Le recenti vicende che hanno causato un danno d’immagine non indifferente alla Regione dovrebbero convincere la politica a rivedere, finalmente, il rapporto concessorio con Strada dei Parchi, fino a valutare la revoca della concessione stessa stante la considerazione che le autostrade abruzzesi - in questi giorni è stato giustamente ribadito - sono infrastrutture strategiche, un bene comune che, come tale, non dovrebbe essere gestito col fine ultimo di fare profitto, e ancora profitto.
Se la società ha potuto fare il bello e il cattivo tempo, in questi giorni, è proprio per la concessione capestro che è stata sottoscritta, e poi rinnovata, per la gestione di A24 e A25. Lo ha ribadito il segretario generale di Apindustria, Massimiliano Mari Fiamma, in occasione del Consiglio comunale straordinario di giovedì scorso: il gruppo Toto ha preso in gestione le autostrade abruzzesi pagando a rate la concessione con i pedaggi autostradali. Altro che rischio d’impresa. Anzi, è previsto un utile fisso per il concessionario del 10%. Stante la necessità di manutenere l’infrastruttura, con i lavori che vengono eseguiti dal gruppo Toto, e di coprire le rate all’Anas mantenendo il 10% di utili, ecco che si spiegano i continui aumenti dei pedaggi.

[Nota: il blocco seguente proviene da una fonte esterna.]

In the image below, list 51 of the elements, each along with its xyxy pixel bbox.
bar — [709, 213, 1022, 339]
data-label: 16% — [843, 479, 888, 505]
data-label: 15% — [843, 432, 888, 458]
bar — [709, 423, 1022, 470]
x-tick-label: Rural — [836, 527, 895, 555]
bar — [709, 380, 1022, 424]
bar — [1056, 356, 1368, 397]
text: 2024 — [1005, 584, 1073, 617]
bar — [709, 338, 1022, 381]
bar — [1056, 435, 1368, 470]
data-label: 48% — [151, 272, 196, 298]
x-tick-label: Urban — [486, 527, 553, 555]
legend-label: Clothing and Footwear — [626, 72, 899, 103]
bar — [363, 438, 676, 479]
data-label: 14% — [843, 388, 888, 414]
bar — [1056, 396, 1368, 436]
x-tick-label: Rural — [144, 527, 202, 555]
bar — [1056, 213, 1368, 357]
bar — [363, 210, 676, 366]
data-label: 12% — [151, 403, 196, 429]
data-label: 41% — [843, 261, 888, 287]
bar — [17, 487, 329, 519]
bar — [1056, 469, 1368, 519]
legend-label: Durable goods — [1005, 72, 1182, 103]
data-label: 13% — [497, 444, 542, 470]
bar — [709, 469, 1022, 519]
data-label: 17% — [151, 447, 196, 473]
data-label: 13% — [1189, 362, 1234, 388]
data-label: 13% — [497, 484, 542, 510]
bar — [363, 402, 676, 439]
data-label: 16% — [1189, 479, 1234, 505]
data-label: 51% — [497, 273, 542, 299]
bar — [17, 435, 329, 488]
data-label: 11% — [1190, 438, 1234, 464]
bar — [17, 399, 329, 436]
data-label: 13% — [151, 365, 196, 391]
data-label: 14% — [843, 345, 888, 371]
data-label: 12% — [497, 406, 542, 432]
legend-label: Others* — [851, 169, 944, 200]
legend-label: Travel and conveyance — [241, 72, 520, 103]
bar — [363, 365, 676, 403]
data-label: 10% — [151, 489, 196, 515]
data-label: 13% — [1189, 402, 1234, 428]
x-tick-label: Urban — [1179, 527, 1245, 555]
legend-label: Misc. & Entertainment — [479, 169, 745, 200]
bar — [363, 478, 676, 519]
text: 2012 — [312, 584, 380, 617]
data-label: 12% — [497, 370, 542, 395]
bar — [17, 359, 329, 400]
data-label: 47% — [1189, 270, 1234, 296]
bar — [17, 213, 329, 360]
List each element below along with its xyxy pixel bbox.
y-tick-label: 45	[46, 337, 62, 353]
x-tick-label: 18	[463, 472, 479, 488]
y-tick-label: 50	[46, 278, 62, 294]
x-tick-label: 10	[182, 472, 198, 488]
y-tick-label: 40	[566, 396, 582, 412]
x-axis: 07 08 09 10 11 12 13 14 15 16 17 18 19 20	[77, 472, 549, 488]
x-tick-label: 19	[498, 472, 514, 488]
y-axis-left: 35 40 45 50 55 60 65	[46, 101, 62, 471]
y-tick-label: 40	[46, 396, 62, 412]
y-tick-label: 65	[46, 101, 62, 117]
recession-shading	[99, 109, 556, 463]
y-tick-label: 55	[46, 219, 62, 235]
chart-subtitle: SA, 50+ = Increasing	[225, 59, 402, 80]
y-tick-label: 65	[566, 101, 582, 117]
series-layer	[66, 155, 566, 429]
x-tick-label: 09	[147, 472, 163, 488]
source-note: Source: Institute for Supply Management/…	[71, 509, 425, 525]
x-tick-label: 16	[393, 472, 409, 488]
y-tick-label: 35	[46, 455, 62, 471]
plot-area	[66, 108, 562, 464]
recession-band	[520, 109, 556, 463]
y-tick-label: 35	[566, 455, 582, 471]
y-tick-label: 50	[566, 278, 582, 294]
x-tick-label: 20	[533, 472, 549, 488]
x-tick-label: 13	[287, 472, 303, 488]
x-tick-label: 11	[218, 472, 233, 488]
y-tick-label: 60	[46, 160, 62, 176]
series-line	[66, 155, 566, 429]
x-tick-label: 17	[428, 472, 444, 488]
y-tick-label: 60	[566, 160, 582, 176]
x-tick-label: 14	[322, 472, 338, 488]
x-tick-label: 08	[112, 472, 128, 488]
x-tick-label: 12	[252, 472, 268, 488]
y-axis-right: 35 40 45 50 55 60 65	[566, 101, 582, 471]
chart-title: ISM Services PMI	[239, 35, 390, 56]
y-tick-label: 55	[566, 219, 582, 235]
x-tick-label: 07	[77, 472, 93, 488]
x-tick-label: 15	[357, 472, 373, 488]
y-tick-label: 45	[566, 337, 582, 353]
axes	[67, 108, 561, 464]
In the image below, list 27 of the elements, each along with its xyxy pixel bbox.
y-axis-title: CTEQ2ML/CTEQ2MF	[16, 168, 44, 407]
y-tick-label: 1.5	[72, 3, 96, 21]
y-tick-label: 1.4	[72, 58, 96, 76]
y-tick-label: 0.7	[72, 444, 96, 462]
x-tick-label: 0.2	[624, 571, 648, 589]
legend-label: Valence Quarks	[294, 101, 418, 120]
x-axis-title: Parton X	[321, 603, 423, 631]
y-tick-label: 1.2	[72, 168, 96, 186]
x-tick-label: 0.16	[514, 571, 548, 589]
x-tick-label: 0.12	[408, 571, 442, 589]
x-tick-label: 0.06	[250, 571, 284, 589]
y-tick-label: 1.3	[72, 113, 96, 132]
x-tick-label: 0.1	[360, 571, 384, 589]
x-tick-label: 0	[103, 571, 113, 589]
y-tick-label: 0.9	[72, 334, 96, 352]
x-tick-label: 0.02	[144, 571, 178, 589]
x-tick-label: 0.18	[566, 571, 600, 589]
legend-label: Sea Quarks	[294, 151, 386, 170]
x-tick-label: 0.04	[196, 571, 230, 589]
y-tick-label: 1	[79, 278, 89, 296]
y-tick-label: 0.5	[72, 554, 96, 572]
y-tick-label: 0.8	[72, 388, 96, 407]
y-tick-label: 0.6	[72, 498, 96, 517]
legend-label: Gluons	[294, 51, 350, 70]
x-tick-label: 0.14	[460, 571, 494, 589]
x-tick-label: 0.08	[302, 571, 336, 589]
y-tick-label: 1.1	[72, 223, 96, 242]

Evidentemente, la politica dovrebbe avere il coraggio di rivedere i termini della concessione, sottraendosi al giogo della concessionaria. Se non ora quando, verrebbe da chiedersi. D’altra parte, stando ai fatti, stiamo parlando di una infrastruttura che, a fronte di pedaggi tra i più alti d’Italia, necessita di urgenti lavori di messa in sicurezza su alcuni viadotti, non adeguati sismicamente, ha alcuni svincoli chiusi per urgenti lavori di manutenzione, presenta limitazioni di circolazione, e non solo sotto il traforo del Gran Sasso.
Sia chiaro, la colpa non è solo della concessionaria Strada dei Parchi: le responsabilità sono diffuse, dei governi nazionali innanzitutto che hanno sottovalutato il tema della messa in sicurezza del ‘sistema Gran Sasso’ e, quando l’hanno affrontato, col commissariamento dei primi anni Duemila, non hanno risolto i problemi; dei governi regionali poi, che hanno ‘dimenticato’ il problema, almeno fino ai recenti incidenti che hanno riacceso i riflettori sulla vicenda. E ancora, dei Laboratori Nazionali del Gran Sasso e, dunque, di Strada dei Parchi che, per questo, non può sottrarsi alle sue responsabilità, limitandosi a scaricare su altri le incombenze che pure spettano alla concessionaria dell’autostrada.
Non serve ricordare cosa è accaduto in questi anni: ecco il motivo per cui la politica, stavolta, a tutti i livelli, dovrebbe mostrare ben altro atteggiamento.